I've felt guilty since my husband's death, because I'm sure he had some definite ideas about his funeral, but I never pushed him to find out what they were, and so I didn't carry them out. I'm even reluctant to meet him in heaven because I'm afraid he'll be angry at me. Is my fear foolish?
I don’t know that I would label it foolish — but it certainly is unnecessary! In heaven, all the sins and hurts of the past will be erased, and they’ll no longer have any hold over us. In other words, in heaven your husband will be perfect — and so will you! The Bible says that in heaven “we shall be like (Christ), for we shall see him as he is” (1 John 3:2).
In any case, you shouldn’t feel guilty because you didn’t carry out your husband’s wishes concerning his funeral. If he felt strongly about them, he should have put them in writing and not left you to guess about them. In other words, don’t be bound by undeserved guilt. When we do wrong, we should face it and seek God’s forgiveness (and the forgiveness of those we may have hurt). But sometimes we feel guilty when we shouldn’t, and we’re only giving the devil an opportunity to weigh us down.
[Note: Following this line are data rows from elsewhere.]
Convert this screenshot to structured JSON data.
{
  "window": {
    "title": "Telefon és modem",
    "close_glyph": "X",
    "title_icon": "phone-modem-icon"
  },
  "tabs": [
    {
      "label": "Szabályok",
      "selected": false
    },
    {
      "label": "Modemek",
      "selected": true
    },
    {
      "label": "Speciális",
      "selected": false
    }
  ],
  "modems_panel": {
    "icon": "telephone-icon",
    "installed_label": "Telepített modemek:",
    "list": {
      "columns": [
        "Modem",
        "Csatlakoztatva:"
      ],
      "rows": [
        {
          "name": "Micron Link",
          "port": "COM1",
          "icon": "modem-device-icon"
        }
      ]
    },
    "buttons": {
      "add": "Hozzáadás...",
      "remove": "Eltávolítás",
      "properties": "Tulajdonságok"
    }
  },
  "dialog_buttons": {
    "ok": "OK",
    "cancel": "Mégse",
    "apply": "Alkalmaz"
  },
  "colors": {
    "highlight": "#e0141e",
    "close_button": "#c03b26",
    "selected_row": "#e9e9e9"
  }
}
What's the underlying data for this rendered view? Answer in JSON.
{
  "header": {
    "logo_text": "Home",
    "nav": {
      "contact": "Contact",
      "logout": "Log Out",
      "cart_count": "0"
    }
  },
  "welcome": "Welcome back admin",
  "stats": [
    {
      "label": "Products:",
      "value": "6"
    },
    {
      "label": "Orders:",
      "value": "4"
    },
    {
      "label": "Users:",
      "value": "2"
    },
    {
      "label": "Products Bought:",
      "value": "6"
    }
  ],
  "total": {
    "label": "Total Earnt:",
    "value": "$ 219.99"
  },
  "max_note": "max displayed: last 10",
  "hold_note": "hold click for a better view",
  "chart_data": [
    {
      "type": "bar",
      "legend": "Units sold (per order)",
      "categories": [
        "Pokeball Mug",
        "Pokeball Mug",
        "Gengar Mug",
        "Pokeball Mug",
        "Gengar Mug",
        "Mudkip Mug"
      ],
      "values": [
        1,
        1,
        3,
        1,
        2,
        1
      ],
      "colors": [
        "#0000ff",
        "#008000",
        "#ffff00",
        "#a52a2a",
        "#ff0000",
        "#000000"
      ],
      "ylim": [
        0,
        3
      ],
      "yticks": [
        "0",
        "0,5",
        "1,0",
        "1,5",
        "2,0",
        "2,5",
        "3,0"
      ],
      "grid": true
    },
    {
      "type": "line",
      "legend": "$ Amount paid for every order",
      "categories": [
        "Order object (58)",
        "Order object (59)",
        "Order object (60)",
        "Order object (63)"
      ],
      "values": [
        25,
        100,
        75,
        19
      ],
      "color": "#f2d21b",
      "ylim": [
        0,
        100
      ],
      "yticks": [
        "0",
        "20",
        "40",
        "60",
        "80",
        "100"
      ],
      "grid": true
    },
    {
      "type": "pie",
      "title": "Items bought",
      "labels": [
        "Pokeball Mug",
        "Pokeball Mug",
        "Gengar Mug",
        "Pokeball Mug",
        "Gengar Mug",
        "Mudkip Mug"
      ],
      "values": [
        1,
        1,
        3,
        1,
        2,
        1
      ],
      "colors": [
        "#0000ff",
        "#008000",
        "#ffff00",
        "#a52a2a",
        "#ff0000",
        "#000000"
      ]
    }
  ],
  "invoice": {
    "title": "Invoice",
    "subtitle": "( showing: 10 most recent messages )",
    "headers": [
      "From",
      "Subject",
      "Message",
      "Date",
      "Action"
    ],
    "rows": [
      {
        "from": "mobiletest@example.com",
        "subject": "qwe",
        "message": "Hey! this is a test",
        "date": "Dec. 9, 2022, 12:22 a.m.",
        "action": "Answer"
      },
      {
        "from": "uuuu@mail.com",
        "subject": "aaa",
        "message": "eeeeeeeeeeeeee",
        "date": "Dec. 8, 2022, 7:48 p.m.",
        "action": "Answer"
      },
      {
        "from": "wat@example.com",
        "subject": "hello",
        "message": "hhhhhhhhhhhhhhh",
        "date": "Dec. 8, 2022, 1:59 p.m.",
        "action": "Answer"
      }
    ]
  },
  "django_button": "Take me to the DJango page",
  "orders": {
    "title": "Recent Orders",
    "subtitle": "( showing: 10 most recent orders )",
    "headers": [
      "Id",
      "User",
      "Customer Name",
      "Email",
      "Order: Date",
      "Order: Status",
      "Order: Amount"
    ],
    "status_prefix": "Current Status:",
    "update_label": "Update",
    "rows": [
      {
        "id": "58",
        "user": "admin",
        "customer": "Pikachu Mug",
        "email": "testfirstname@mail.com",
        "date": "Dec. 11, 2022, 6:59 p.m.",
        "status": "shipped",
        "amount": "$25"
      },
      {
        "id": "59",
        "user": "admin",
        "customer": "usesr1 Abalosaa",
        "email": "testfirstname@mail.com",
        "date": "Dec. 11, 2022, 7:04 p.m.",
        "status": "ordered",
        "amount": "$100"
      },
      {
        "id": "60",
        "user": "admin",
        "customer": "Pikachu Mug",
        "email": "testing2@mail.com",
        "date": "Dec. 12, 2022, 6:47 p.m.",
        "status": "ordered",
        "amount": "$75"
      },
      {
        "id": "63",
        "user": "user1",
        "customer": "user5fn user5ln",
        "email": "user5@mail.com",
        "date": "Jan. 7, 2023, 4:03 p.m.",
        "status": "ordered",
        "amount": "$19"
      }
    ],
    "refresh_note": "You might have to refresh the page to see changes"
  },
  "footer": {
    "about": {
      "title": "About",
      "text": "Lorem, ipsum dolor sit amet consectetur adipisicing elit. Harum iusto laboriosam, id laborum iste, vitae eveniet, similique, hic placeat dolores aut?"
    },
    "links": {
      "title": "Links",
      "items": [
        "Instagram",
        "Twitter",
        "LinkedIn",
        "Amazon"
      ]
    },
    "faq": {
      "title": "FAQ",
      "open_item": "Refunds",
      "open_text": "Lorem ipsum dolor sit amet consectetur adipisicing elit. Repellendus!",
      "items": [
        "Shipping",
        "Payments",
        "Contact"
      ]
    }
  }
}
One reason I wanted to reprint your letter, however, is because it points out an important practical issue. It is this: We should do everything we can to avoid causing problems for those we leave behind. Even if we have very little, it’s still important to have a valid will, and also documents that express our wishes concerning our healthcare. The Bible says, “Everything should be done in a fitting and orderly way” (1 Corinthians 14:40).